A volta do semi-analfabeto
"O problema é mais de matemática que de português. Meio analfabeto ou meio alfabetizado é rigorosamente a mesma coisa, como um copo meio vazio ou meio cheio. Falo de 'meio' como advérbio, significando 'por metade', não de 'meio' como adjetivo, que significa inacabado. A propósito, mesmo o novo Aurélio Século XXI, um dicionário criticado por ser muito inclusivo, ou por ser mais permissivo do que deveria, ainda assim traz apenas o verbete semi-analfabeto ('que ou aquele que é meio analfabeto, mal alfabetizado'), e ignora a palavra semi-alfabetizado." (Fábio Horta)
Quem leu as duas colunas anteriores sabe que essa coisa de semi-analfabeto ou semi-alfabetizado está virando uma novela por aqui. Nada parecido com a novela emocionante em que o presidente da República é o personagem principal, mas que pode servir para reflexões sobre um torneiro mecânico conquistar o mais alto diploma de seu país.
Como se vê, uma simples questão gramatical pode ser defendida por ângulos diferentes, como fizeram os leitores, até mesmo uma questão já estabelecida num dicionário consagrado, que poderia ser resolvida por uma simples consulta (nem sempre fácil para um deprimido para quem a ida ao dicionário pode parecer um trabalho hercúleo). E, no entanto, até um consagrado dicionário pode ser questionado, como diz Fábio em sua mensagem.
Imagine-se então as questões que um governante enfrenta ... Quantas se apresentam a ele multifacetadas, não com apenas duas possibilidades de resolução? E quantas envolvem a vida de milhões de pessoas, e não apenas o uso de um termo? Aliás, minha amiga petista prefere semi-alfabetizado a semi-analfabeto, porque o primeiro dá a impressão de um copo cheio pela metade e o segundo, a de um copo vazio pela metade. É uma otimista. Eu, como gosto de ofender, prefiro semi-analfabeto.

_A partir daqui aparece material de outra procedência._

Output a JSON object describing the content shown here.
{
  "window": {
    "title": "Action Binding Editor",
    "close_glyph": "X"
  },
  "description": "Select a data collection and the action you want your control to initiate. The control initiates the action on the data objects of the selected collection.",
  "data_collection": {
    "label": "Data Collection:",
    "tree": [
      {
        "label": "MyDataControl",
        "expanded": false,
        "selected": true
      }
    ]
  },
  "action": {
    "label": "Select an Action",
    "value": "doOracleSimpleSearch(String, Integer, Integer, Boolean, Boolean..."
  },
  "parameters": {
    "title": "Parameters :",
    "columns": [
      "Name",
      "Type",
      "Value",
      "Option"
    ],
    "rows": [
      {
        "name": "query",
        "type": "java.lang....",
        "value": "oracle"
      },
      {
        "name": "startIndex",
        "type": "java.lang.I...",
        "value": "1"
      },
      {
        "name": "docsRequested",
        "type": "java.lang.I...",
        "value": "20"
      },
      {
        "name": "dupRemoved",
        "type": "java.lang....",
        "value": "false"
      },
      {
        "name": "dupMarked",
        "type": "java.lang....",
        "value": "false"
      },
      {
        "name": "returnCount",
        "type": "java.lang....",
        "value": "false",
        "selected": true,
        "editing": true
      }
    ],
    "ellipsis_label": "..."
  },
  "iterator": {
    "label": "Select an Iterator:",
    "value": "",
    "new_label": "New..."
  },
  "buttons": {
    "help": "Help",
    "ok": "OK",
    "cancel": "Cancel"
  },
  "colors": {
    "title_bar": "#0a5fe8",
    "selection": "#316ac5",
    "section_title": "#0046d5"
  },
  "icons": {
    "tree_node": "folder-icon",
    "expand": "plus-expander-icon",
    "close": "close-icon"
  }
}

Minha sogra é petista (ok, não precisa dizer, eu sei: estou perdido). Ela é uma mulher valorosa, que lutou muito para proporcionar formação superior às suas filhas. A vida (o país?) não lhe ofereceu a chance de completar seus estudos, mas a educação que lhe foi possível adquirir levou-a a rejeitar um pretendente semi-alfabetizado justamente por ele ser um semi-analfabeto. É uma das histórias engraçadas de nossa família. O motivo da rejeição: entre outros erros gramaticais, o pretendente cometia um que zunia no seu ouvido. Ele não dizia "aquilo é meu", mas "aquilo é de eu", ou, como gostamos de pronunciar, "di eu". Ela o apelidou de João Di Eu. Pois bem, esse semi-analfabeto tinha talento para os negócios e enriqueceu. Mas minha sogra nunca se arrependeu de não ter se casado com ele.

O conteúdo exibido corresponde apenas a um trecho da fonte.